Pyke remains a radio favourite and has won ARIAs. His national tours invariably sell out in most cities. But the 35-year-old holds on to the idea that there are great accomplishments ahead.

“It’s just a psychological battle every day,” Pyke laughs. “Logically yes, it should be that I feel like I don’t have much to prove. But I just can’t stop pushing. In some ways I do feel less ­pressure because I feel like I have more freedom to experiment and hope that these hardcore fans will go with me on stuff. But on the other hand I always feel like I don’t want to lose what I have. But one good thing which I see as a blessing is that I’ve never had a massive peak [in popularity]. I’ve always been fairly consistent, which I feel very lucky about. I’ve had four top 10 records but I’ve never had a number one [album]. I’ve never had a massive, massive single that’s been smashed on ­commercial radio and taken me to a new level. I’d rather not have a peak and then spend a number of years going into a trough. It’s been a blessing in disguise.”
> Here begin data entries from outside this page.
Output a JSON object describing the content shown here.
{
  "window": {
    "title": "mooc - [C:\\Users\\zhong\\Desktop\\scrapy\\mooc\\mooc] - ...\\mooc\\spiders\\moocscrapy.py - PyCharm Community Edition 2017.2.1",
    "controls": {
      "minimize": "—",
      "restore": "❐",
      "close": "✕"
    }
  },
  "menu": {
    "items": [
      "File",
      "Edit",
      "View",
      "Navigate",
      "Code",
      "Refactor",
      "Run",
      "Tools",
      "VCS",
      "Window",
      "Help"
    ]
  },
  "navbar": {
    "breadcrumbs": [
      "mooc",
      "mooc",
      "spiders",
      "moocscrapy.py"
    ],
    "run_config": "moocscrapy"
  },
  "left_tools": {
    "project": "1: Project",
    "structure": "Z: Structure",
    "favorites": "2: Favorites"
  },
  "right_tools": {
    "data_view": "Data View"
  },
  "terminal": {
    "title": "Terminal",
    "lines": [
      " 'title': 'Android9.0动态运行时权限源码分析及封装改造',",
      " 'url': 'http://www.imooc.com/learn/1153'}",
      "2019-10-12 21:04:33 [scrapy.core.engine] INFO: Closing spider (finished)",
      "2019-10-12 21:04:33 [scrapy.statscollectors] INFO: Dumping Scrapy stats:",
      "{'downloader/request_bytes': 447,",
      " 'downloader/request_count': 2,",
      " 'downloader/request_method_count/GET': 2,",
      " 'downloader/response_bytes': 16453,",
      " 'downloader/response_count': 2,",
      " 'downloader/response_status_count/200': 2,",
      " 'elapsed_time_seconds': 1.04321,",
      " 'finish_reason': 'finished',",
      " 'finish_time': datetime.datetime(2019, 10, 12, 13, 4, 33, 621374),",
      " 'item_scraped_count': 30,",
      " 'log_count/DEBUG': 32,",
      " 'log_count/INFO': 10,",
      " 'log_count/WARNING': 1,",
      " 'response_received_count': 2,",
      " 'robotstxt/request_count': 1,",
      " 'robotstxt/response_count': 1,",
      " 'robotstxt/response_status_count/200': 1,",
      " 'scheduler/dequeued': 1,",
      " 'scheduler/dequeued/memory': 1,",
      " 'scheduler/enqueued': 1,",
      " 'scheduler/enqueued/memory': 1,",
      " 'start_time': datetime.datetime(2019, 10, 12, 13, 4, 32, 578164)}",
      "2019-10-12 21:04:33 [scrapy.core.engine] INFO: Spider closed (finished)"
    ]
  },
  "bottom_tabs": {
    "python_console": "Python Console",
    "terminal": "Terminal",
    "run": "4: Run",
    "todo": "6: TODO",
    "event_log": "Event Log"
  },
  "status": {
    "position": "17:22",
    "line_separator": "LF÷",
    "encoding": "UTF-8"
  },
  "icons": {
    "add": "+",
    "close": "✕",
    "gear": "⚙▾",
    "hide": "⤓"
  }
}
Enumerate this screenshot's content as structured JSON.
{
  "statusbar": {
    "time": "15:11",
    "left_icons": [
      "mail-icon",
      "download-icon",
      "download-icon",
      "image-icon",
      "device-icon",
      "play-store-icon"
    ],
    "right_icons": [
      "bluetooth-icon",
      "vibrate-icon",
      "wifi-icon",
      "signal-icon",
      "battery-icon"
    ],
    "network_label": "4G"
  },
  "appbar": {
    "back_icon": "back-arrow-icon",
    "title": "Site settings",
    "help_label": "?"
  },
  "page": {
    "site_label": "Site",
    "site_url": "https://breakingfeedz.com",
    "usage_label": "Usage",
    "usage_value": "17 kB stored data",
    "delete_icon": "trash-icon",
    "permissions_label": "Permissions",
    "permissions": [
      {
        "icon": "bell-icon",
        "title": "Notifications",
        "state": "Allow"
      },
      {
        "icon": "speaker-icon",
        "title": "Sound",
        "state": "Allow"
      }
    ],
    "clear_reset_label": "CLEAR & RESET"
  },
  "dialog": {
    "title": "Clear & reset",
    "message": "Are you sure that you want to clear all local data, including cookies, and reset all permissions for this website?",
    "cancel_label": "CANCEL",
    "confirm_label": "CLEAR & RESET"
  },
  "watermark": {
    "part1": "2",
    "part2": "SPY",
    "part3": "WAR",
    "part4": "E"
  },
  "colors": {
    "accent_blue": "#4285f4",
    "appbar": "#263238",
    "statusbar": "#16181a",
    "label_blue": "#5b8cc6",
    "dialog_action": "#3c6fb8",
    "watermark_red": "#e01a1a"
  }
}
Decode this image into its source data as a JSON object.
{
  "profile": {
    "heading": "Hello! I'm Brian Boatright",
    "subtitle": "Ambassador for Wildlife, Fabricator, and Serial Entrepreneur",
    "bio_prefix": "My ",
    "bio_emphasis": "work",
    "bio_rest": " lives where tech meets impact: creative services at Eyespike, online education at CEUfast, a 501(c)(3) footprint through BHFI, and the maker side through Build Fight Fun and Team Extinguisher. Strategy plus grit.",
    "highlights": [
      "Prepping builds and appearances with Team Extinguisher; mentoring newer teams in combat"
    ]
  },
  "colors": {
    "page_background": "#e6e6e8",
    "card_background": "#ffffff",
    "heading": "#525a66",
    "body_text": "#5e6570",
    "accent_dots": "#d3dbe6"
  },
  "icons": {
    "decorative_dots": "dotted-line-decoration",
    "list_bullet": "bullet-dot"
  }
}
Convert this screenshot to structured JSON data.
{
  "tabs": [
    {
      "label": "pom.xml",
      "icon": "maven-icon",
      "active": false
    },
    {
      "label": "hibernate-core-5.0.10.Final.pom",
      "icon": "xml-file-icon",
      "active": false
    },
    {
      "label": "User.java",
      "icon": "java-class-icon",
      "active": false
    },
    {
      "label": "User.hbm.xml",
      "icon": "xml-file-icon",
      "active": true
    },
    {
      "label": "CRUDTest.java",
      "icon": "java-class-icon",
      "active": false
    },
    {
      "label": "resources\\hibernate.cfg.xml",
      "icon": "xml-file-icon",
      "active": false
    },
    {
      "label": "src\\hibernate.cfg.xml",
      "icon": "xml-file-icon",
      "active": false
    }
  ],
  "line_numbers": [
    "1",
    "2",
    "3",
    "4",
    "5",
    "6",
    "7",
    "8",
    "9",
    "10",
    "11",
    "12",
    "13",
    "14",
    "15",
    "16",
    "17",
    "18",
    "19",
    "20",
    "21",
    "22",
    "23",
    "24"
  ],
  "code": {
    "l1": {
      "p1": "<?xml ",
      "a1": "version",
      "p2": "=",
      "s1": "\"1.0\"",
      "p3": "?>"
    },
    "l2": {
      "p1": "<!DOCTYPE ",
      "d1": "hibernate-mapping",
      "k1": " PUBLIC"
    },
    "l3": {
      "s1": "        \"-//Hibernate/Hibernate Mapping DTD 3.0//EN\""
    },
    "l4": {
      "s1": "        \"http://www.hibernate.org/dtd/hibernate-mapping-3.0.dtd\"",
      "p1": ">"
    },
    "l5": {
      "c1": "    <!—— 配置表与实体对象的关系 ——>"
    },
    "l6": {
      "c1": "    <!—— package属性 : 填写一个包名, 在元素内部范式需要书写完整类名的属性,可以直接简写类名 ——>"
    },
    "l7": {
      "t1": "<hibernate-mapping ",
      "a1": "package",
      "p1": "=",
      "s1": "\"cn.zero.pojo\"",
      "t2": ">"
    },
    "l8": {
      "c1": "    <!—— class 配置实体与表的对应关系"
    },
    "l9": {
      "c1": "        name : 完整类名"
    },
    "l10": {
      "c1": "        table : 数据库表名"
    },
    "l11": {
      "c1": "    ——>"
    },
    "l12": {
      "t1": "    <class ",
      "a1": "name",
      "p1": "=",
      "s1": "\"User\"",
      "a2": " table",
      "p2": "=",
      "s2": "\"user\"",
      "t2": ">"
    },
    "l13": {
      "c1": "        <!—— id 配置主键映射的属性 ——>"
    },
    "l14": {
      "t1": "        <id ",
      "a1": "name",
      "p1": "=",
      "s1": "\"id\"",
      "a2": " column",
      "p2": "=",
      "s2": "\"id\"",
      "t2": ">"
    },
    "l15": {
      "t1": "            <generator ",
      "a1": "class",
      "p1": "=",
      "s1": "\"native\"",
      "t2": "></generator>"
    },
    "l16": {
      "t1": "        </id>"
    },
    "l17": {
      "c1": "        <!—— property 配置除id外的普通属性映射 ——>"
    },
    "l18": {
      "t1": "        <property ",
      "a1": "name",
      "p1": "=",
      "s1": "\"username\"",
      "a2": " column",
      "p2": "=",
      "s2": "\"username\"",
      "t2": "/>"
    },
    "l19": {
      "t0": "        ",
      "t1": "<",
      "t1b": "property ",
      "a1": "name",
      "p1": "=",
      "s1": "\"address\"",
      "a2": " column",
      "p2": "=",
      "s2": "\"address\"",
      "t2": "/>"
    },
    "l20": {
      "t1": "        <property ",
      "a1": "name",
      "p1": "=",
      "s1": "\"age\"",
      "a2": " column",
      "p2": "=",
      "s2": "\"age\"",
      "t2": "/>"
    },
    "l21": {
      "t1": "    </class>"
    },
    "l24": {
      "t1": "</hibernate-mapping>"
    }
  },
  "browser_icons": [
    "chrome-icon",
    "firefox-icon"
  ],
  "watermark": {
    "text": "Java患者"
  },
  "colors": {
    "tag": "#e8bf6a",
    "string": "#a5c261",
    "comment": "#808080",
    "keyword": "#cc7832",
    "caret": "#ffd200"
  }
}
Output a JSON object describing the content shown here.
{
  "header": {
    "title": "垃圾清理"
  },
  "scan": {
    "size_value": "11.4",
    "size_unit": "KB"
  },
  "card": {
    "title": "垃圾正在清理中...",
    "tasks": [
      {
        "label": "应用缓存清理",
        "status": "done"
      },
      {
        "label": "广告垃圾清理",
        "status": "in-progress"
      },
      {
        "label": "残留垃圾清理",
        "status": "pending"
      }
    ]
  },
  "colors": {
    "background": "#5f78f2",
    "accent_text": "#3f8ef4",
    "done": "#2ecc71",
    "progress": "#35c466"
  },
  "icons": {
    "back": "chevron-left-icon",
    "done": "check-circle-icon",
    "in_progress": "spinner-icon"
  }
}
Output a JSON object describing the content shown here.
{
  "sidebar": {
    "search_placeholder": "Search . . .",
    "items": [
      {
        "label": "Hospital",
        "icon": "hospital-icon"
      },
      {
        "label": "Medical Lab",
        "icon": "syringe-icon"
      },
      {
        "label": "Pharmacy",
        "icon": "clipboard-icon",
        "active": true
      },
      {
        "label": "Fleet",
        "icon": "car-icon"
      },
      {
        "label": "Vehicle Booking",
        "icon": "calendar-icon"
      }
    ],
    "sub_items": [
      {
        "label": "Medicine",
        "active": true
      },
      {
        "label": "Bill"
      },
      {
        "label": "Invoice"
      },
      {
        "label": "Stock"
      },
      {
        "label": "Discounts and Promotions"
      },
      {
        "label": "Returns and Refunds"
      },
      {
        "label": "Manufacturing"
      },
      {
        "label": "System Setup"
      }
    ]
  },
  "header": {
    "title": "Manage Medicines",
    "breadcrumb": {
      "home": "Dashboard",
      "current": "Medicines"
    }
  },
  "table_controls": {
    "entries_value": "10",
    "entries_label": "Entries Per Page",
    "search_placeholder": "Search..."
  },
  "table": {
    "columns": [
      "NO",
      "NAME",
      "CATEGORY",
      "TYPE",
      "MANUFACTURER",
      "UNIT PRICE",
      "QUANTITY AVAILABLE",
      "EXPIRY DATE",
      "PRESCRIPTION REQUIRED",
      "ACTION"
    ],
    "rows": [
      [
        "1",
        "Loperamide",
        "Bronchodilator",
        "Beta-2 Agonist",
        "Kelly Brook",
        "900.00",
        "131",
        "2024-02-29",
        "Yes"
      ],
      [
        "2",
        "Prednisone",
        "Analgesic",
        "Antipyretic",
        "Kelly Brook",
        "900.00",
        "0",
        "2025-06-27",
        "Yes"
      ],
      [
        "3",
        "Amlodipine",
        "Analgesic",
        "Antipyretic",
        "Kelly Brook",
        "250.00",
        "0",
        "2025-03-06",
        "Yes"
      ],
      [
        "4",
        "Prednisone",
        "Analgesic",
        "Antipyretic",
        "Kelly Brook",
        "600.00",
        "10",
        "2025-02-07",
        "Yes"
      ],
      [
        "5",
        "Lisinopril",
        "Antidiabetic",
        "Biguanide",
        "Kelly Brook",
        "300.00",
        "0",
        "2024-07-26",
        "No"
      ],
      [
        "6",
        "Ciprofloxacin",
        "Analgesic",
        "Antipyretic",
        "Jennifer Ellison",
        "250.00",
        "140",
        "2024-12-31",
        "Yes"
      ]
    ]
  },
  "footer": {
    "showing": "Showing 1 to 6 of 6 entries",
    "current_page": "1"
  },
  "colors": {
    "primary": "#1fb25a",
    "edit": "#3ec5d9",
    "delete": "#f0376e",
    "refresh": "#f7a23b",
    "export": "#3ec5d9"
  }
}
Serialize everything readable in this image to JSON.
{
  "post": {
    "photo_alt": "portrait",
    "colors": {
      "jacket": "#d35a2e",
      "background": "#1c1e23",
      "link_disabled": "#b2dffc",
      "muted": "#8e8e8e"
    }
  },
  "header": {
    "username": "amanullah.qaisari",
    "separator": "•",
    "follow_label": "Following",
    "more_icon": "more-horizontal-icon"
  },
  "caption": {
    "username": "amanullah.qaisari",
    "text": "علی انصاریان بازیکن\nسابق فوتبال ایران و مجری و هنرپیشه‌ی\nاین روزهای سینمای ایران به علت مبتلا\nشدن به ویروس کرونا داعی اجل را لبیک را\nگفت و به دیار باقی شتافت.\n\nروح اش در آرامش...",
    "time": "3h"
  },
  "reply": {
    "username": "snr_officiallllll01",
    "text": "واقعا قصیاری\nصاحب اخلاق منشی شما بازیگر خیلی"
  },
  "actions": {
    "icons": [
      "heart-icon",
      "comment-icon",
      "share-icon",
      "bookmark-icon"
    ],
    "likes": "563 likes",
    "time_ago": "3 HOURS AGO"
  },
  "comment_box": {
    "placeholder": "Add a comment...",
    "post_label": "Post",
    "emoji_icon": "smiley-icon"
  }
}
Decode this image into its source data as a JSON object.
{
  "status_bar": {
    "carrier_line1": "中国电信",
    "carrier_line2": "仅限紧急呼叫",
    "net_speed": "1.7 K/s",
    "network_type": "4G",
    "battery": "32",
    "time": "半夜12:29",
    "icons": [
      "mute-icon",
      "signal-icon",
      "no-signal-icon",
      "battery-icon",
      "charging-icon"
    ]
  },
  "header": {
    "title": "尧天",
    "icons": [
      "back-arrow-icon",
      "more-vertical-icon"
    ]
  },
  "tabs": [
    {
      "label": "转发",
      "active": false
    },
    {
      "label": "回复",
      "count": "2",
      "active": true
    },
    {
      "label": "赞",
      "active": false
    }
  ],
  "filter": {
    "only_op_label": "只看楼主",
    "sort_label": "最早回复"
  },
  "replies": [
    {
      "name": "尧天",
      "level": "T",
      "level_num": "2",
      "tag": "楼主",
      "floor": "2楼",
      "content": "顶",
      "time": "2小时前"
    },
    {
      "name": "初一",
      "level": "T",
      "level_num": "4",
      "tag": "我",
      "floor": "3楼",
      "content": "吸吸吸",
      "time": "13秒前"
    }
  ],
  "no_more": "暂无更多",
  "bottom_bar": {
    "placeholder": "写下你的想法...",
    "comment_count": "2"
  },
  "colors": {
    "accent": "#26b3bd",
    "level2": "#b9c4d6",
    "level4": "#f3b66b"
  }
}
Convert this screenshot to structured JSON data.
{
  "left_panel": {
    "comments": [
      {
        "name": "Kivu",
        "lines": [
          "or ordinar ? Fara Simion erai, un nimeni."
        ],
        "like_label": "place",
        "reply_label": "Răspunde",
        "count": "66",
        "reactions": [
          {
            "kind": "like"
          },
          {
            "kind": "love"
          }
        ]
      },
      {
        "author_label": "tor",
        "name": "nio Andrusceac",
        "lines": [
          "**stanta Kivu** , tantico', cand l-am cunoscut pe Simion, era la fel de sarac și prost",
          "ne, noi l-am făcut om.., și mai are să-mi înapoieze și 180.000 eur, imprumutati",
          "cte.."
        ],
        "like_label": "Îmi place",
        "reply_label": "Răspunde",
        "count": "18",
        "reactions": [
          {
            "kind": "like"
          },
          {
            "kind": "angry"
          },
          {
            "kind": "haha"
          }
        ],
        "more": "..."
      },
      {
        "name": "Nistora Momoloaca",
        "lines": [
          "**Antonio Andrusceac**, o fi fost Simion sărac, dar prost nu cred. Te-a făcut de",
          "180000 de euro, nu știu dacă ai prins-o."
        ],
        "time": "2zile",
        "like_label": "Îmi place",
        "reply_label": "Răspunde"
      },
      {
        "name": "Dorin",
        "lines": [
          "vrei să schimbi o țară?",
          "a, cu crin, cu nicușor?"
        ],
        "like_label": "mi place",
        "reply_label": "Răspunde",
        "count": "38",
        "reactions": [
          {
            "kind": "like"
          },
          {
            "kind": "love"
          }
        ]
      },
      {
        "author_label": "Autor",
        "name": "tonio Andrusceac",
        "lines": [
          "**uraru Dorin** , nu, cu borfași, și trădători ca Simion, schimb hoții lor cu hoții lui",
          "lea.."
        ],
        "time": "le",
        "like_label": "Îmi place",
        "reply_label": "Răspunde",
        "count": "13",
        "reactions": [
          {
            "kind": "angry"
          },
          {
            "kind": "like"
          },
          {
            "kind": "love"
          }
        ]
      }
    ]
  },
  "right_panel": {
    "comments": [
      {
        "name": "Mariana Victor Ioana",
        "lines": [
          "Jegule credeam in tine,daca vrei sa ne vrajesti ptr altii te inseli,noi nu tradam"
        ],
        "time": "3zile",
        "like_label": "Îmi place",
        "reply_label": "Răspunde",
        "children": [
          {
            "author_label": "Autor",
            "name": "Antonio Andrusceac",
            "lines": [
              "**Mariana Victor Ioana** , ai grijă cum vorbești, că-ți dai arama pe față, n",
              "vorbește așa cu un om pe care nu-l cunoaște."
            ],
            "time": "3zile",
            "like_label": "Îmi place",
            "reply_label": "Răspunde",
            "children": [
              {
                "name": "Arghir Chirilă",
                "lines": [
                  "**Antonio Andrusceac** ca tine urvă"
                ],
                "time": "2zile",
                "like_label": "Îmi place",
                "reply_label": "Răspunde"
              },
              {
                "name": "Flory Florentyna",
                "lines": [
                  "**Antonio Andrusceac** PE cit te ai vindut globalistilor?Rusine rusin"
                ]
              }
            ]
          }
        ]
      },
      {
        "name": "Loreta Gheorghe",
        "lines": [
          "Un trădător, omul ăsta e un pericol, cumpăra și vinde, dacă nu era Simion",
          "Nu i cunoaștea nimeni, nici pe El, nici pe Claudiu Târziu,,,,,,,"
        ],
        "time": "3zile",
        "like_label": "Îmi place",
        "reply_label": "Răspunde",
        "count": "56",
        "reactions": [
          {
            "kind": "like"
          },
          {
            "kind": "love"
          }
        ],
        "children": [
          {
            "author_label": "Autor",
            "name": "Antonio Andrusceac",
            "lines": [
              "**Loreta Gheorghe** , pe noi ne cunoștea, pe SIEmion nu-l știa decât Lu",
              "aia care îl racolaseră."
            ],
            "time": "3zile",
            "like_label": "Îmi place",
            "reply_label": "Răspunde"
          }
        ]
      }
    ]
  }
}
Pyke believes that The Beginning and The End of Everything is no more personal than any of his other albums, but deals with weightier subjects.  “All of my records are personal because I write from my personal experiences,” Pyke says. “But I think it’s more that the things I was experiencing and wrote about [on the new record] were more personally intense. In the past I thought I knew about love and heartbreak and the challenges of life. And then you have kids and you realise you didn’t know anything about anything. A lot of that informed the [new] songs whether or not it was specifically about kids or the challenges of trying to be a better person, or exploring the changing nature of desire. So those things, put in the context of what I had been through in the past years, made it a more personally intense album, rather than a more ­personal album.”

Another subject that inspired Pyke’s lyrics on the new album was the idea of legacy. The continued popularity of his music confirms that it has touched people’s lives. “It’s a strange thing writing songs because as soon as you put them out into the world, they don’t really belong to you any more,” Pyke says. “People tell me all the time that they’ve used my songs in their wedding ceremonies and memorial services. It’s incredibly flattering and it’s a beautiful thing that these songs I’ve created go out into the world and have this life of their own and become a part of other people’s lives that I may never meet. That’s a really powerful thing. But it means that the songs almost become less personal for me because they become everybody’s. But then I have these experiences when I’m playing the songs live and I remember exactly what I’m singing about and I can visualise what every verse and every word meant to me at the time. In some ways the songs are more like a diary and a connection to my past and my desires and my psyche. In terms of legacy I feel like the thing that you leave behind more than anything else, more than songs or money, is other people’s memory of you. The thing that you can’t own is the thing you pass on the most. It’s the most objective thing that you can leave – how other people remember you and how you’ve touched other people’s lives. The thing I want to leave the most is that people have a warm memory of me. It’s quite difficult to achieve, but it’s something that keeps you striving to be your best.”

While some artists feel uncomfortable about playing their old material, and revisiting the emotional state they were in at that time in their lives, Pyke remains proud of his earliest work.

“The brilliant thing about playing [songs] live is that they take on a new meaning,” he says. “Every year that goes by I play Middle of the Hill about 100 times. But every year when I sing: ‘You could never really see the top from the bottom, but I don’t pay enough attention to the good things when I got ‘em’, I think about all the good things that I’ve got and how I need to pay more attention to them. So it connects me to my present as well as my past. I wrote that song in my bedroom in my parents’ house because I had to move home because I had no money and I was trying to pursue being a professional musician. Every time I play it at a festival and I hear all these people sing it back, I can’t help but feel how far things have come.”